Если молния разобьет дерево, это значит, что в него попала громовая стрела, которая через тридцать лет вый­дет из земли, из того места, где ударила в дерево. При этом сургутяне тщательно собирают всякий раз с разби­того молнией дерева всякие щепочки и кусочки, которые имеют значение в народной медицине. Если громовую стре­лу положить в переднем углу под белую чистую скатерть, то можно заметить, как во время грозы она будет дви­гаться под скатертью. Вообще, сургутяне считают громо­вую стрелу «божьим даром», к которому следует отно­ситься с большой почтительностью.

Относительно грома здесь существует такая примета: если гром два раза ударит над стоящим на одном месте человеком, то непременно нужно отойти (переменить место), а то в третий раз — убьёт.

Не менее загадочными, чем явления грома и молнии, представляются для сургутян те пятна, что бывают видны на Луне.

По мнению сургутян, это два брата — Каин и Авель, и Авель сидит верхом на Каине (как бы отмщая ему за своё убийство).

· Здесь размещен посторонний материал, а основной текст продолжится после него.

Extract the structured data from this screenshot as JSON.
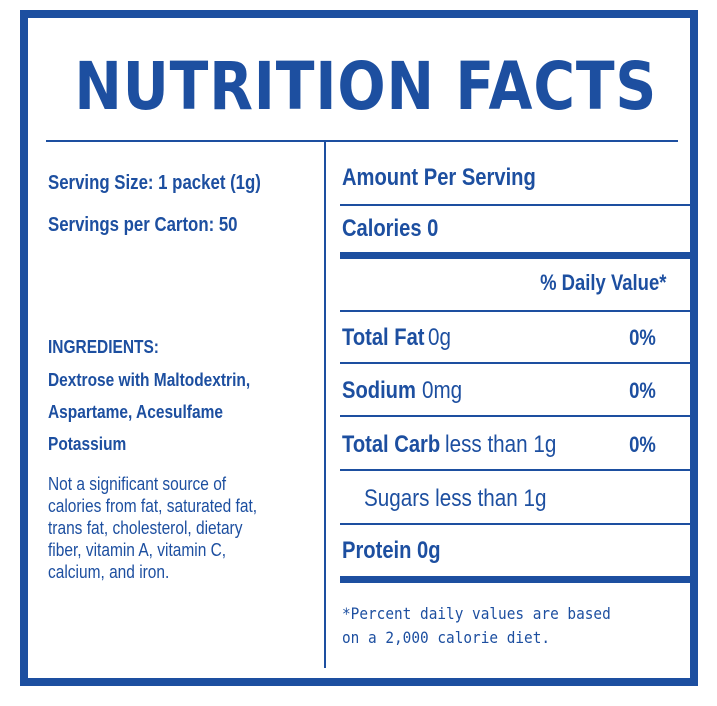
{
  "title": "NUTRITION FACTS",
  "serving": {
    "size": "Serving Size: 1 packet (1g)",
    "per_carton": "Servings per Carton: 50"
  },
  "ingredients": {
    "heading": "INGREDIENTS:",
    "lines": [
      "Dextrose with Maltodextrin,",
      "Aspartame, Acesulfame",
      "Potassium"
    ]
  },
  "note_lines": [
    "Not a significant source of",
    "calories from fat, saturated fat,",
    "trans fat, cholesterol, dietary",
    "fiber, vitamin A, vitamin C,",
    "calcium, and iron."
  ],
  "facts": {
    "amount_header": "Amount Per Serving",
    "calories_label": "Calories",
    "calories_value": "0",
    "daily_value_header": "% Daily Value*",
    "rows": [
      {
        "label": "Total Fat",
        "amount": "0g",
        "pct": "0%"
      },
      {
        "label": "Sodium",
        "amount": "0mg",
        "pct": "0%"
      },
      {
        "label": "Total Carb",
        "amount": "less than 1g",
        "pct": "0%"
      }
    ],
    "sugars": "Sugars less than 1g",
    "protein_label": "Protein",
    "protein_amount": "0g"
  },
  "footnote_lines": [
    "*Percent daily values are based",
    "on a 2,000 calorie diet."
  ],
  "colors": {
    "accent": "#1d4fa0",
    "background": "#ffffff"
  }
}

Если пристально и долго смотреть на Луну, то с неё может спуститься человек (один из этих двух братьев[64 - Или даже сама луна может спуститься с неба.]) и оторвать голову смотрящему. Чтобы избежать этого, нуж­но поступить так: как только заметишь, что человек нач­нёт сходить с Луны, так сейчас же следует бежать домой, накрыть стол скатертью, как бы приготовляя закуску, и на стол поставить пустой горшок, а самому спрятаться под стол. Тогда человек, что сойдет с Луны, войдёт в дом, отыскивая того, кто на него смотрел, и, увидя горшок, примет его за голову, схватит обеими руками и разобьёт вдребезги, а сам исчезнет.

Другие советуют в таком случае спрятаться под пога­ное корыто (в котором моют бельё), откуда тоже лунный человек не может достать смотревшего.

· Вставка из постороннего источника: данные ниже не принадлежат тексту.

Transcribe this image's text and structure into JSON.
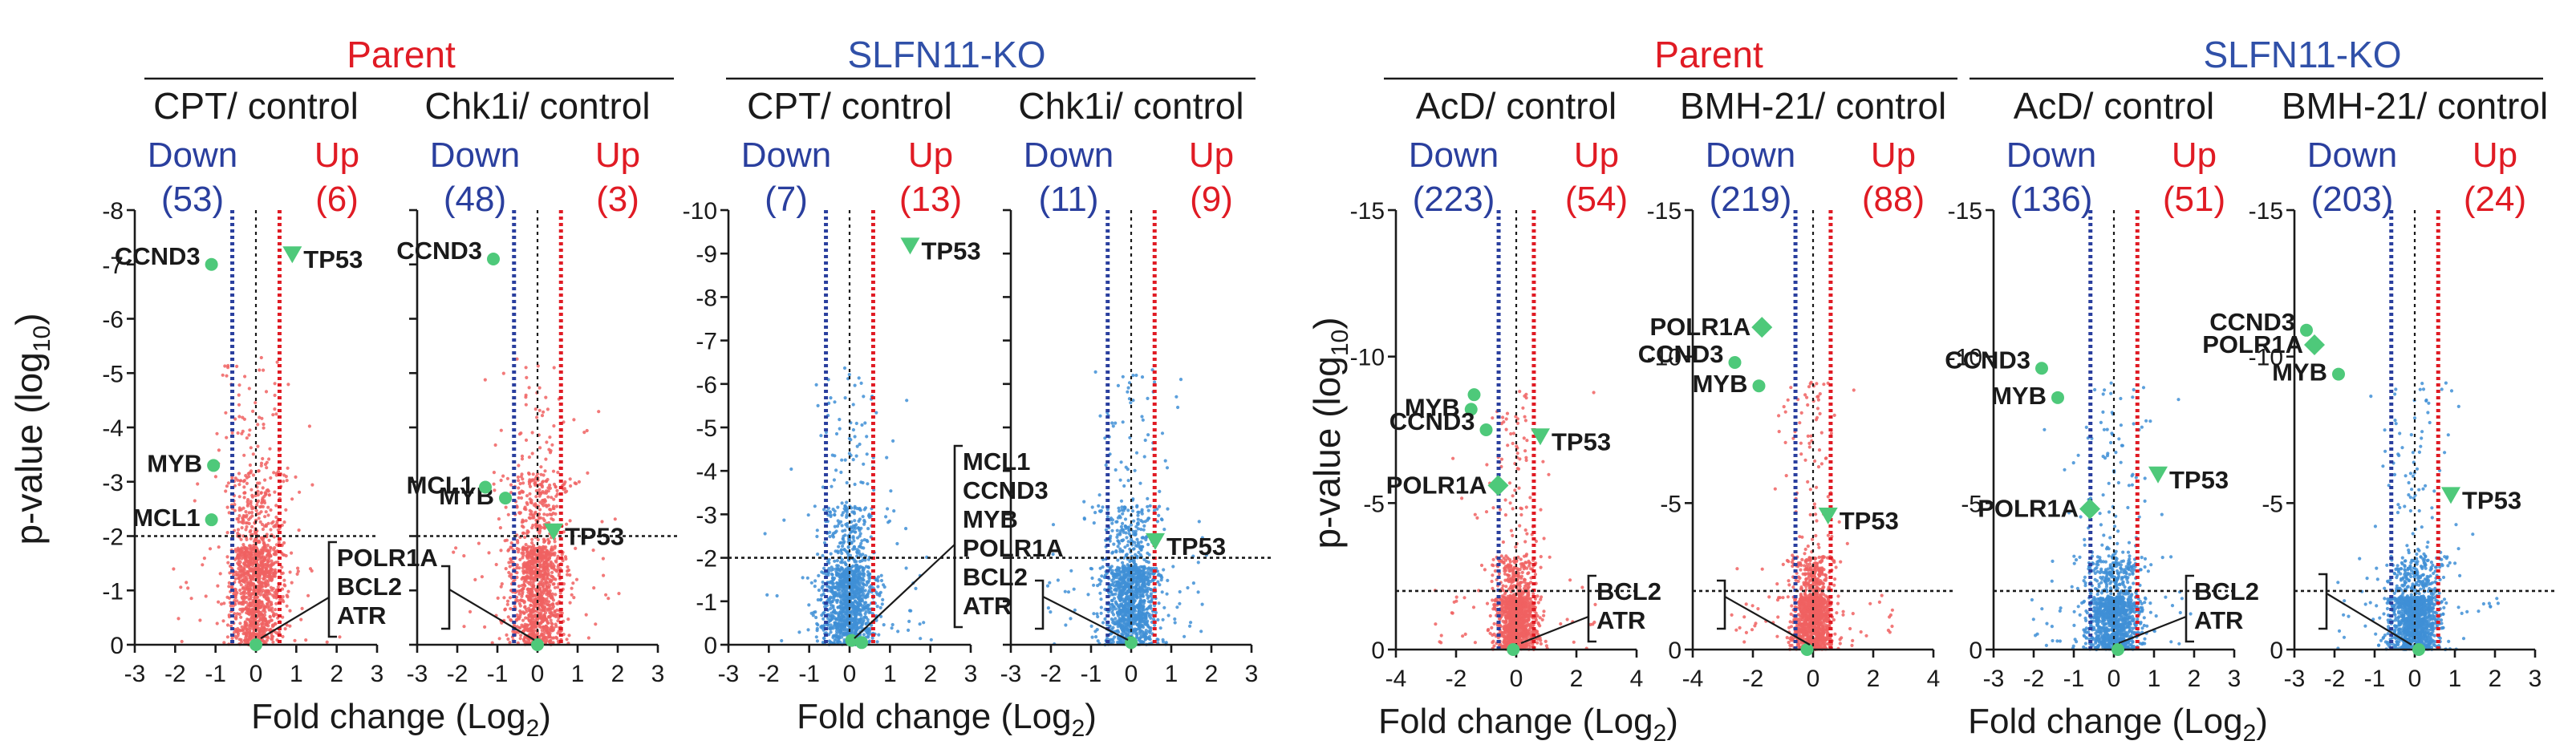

Вообще, по мнению сургутян, во избежание этих не­приятностей, не следует смотреть на Луну слишком долго и пристально. Точно так же нельзя мочиться против Луны: будет голова трястись.

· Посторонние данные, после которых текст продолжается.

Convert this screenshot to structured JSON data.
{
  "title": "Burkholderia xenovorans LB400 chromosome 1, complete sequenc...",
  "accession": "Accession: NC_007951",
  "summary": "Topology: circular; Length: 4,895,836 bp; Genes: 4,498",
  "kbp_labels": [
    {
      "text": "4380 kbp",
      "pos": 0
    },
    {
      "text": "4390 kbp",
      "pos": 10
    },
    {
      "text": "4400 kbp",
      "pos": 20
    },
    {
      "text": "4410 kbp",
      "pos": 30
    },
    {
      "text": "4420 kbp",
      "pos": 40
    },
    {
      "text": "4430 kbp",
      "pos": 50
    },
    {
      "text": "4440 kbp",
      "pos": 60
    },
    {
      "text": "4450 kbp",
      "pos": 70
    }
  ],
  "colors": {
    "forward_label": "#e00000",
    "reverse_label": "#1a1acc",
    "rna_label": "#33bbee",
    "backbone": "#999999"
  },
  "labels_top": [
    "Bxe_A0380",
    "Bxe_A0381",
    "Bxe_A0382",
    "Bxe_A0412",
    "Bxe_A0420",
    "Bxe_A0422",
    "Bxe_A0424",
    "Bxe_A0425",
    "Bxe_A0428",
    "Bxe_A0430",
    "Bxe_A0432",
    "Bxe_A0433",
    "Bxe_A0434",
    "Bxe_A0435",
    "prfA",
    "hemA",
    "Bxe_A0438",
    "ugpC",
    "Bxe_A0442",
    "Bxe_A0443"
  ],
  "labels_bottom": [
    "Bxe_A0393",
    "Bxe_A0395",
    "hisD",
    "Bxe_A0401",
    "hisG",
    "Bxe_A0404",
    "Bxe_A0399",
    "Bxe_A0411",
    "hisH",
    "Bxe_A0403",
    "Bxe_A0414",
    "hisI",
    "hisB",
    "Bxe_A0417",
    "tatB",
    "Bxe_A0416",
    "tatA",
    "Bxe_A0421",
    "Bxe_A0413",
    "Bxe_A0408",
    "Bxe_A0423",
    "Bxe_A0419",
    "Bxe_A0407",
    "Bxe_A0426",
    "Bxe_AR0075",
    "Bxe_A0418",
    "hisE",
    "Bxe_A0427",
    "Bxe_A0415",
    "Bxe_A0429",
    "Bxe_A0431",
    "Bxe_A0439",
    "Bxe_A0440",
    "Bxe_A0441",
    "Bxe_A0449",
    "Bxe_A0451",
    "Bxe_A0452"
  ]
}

Обращаясь к суеверным воззрениям сургутян на раз­личных представителей животного мира, мы расскажем прежде всего поверье о рябчике, объясняющее его срав­нительно малую величину, но большой шорох, произво­димый им при полёте.

Раньше, по словам сургутян, впрочем, очень давно, когда ещё Божья Матерь жила на земле, рябчик был такой же большой птицей, как и глухарь, и с таким же белым и нежным мясом, как и сейчас у него. Но вот однажды шла Божья Матерь по лесу и крепко о чем-то задумалась. Вдруг вспорхнул рябчик и как сумасшедший бросился в чащу и своим «порхотом» испугал Владычицу... Тогда она сказала ему: «Будь же ты отныне малой птицей, но с большим шорохом, чтобы всякий охотник мог скорее отыскать тебя». А его нежное белое мясо поделила между всеми птицами и животными, оставив самому рябчику самую малость. Вот почему у каждой лесной птицы, у каждого животного, даже у рыб есть клочки белого мяса. Это «рябчиково наследство», поделённое между всеми Божьей Матерью...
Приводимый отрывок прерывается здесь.